Imlil is a small village in the high Atlas Mountains of Morocco located 1740 meters above sea level. A portrait of Imlil and the problems and prospects of Morocco's mountain populations appeared in 1984 in the book by James A. Miller called Imlil and published by Westview Press). It is close to the mountain Jebel Toubkal, the highest peak in Northern Africa. Imlil makes a good base for attempting to summit Toubkal.
Imlil is the center of mountain tourism in Morocco due to its unique position. From here, 90% of visitors head up to Toubkal, the highest mountain in Morocco. Imlil is the end of the tarmac road, and is a natural place to hire mountain guides and mules for the onward trek.
Imlil as a village is a relatively new creation.

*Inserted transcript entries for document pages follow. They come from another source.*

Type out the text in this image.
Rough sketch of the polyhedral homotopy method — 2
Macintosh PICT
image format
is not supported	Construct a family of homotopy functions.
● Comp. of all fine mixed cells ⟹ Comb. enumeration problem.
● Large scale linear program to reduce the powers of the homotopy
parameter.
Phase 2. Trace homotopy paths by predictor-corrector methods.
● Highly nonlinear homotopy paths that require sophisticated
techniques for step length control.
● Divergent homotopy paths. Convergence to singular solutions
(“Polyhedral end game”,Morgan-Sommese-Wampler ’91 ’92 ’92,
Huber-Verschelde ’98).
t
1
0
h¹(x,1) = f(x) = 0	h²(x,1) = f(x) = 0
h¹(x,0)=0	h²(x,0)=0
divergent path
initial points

It was created to cater for the amount of tourists pouring through en route to Toubkal. The original communities still exist in the valleys around: Tamatert; Ait Souka; Tagadirt; Acheim; Taourirt n'Ait Mizane; Mzikene; and Arhrene.
Before the advent of mountain tourism, the Imlil area was well known for its walnuts, apples, and cherry production. While these are still important to the local economy, they have been eclipsed by tourism. Both mountain tourists and Moroccans come to Imli seeking a cool relief from the heat of the Haouz.